Monday, December 5, 2016
Where will you be in five years?
A question we all should ask ourselves from time to time is, where will I be in 5 years?
This is a question I asked Drew and his answer has bothered me ever since.
Drew had grown up in the suburbs of Salt Lake City. He graduated high school from Bingham high, but long before he graduated he had many life lessons and challenges outside the classroom. At 14 his mother lost custody of him and his older and younger sister. His uncle had volunteered to take the children and for two years Drew lived there. However, not uncommon to 16 year olds, he found himself arguing with his uncle and ultimately in and out of foster care. If you enter "the system" of state foster care at age 9 your chances of being adopted are very low with less than 30% of adoptions being age 9 and older but by age 16 your chances are more like, statistically impossible. Drew became no different than most kids and found himself bouncing from foster home to foster home. It was here that Drew first got comfortable on the streets often spending days on the streets between homes or "living with friends." Given his lack of consistency in his life, his accomplishment of receiving a diploma is very impressive.
At age 18 he found himself not only a graduate of high school but also of the foster care system. Society as a whole may be extending the time that our children can stay just that, children, with kids on our health care until age 26 and in our basements even longer. Foster care on the other hand has no such extension. There is however a youth shelter that goes from age 18 to 22. This is to help those who have aged out of foster care or their parent’s basement, a time to transition to "real life". Unfortunately it too often becomes a way for them to transition from school to the streets.

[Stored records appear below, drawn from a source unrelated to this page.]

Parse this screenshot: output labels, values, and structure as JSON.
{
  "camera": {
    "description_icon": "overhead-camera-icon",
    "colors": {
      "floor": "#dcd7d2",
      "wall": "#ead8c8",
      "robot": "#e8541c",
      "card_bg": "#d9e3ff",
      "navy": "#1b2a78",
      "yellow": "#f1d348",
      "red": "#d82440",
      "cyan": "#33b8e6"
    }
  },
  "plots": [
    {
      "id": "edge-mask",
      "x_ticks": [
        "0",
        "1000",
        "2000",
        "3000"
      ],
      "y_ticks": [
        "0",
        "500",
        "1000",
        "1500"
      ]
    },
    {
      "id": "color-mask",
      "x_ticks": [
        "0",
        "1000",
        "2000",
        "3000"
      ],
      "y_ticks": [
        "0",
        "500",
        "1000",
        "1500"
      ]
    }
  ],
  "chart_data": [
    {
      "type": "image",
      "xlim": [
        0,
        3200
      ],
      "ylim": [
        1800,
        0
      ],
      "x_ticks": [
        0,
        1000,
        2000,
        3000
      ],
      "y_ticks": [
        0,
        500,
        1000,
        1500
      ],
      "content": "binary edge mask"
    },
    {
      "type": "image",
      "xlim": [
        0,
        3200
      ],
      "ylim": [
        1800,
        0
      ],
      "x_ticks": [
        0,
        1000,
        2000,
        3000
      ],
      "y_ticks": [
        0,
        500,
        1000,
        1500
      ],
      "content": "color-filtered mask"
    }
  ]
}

Drew appeared at first to beat the odds. By 22 he had found a decent job at Wingers as a busboy and waiter. He could afford his own room. Drew looked like he was on a path to a relatively, if not successful at least, normal life. He was tall and slender, clean cut with his only notable defect being a badly chipped front tooth. Naturally outgoing, a friend recommended that he quit his job at the restaurant and go into sales. The particular job was selling solar panel systems door to door. Drew didn't particularly care for sales but he had just gotten a new boss at Wingers. The boss was an ex-marine, whose authoritative leadership had taken all the fun out of work. Cautiously Drew decided to try sales on his day off. This proved to be a fateful decision because on his first day he made 3 sales. The commission from 3 sales a day was far more salary then Wingers provided. The next day he went into wingers and quite his job. Those were the last 3 sales he made. After days of selling with no success he found himself again on the streets.
"I still work from time to time. I have a friend who installs insulation and he hires me a few days a week to help. On the days I'm not installing insulation I do this." The “this” he refers to is what I found him doing, standing on a corner with a sign. He took panhandling seriously.
My first question to him was, "Are you hungry?"
I believe he assumed I had food to offer and said, "Yea, kind of."
"Want to come with me to lunch?" I asked.
"Thanks man, but I can't afford to lose this spot." I-80 and State Street must be prime real estate because he continued, "If I go with you someone else will take this spot, and at this time of day good spots are hard to come by."
"What's your goal? Are you just trying to get enough to eat?"
"I try to get enough for a cheap room."
"What if you don't get enough?"
"There's a shelter and if they're full there's a church downtown that lets us sleep on the pews."
When asked why he is homeless his answer is honest and humble, "Bad decisions. I've made really bad financial and other decisions that have led me here."
"Where do you see yourself in five years?"
"I hope the military. I got a 28 on my ASVAB but need a 31 to get in. I really need help in math since that is my worst score. I hope to take it again soon."
We chatted a bit more and I walked home. Of all the people I have interviewed Drew has bothered me the most. Why? Helping people with math is something I both enjoy doing and am very capable of. I have enjoyed helping youth in math for years and yet could there be a youth whose need was more and my potential impact greater? With a few days help I could possibly help him bump up his score, and he might be able to get off the streets. Instead of burdening our country he'd be serving it. But I was only in town for 1 more day and wasn't in a position to invite him into a home I myself was a guest in.
This was months ago and I still often think of Drew. Did he get the help he needed? Did someone do better than I and sacrifice for his future? Should I have taken a few days off work and tried to change his life? Would that have even helped? What if that was me who had been abandoned by my mother at 14? What if it was me, who tried to get the test score I needed but failed? Who would I turn to?
I am exceptionally grateful that I have been blessed with so many loving, self-sacrificing friends and family who would and do help in moments of crisis. Even when those moments are not so momentary. My prayer now is Drew finds such a friend and that in the future I may be such a friend to those who have not been so blessed.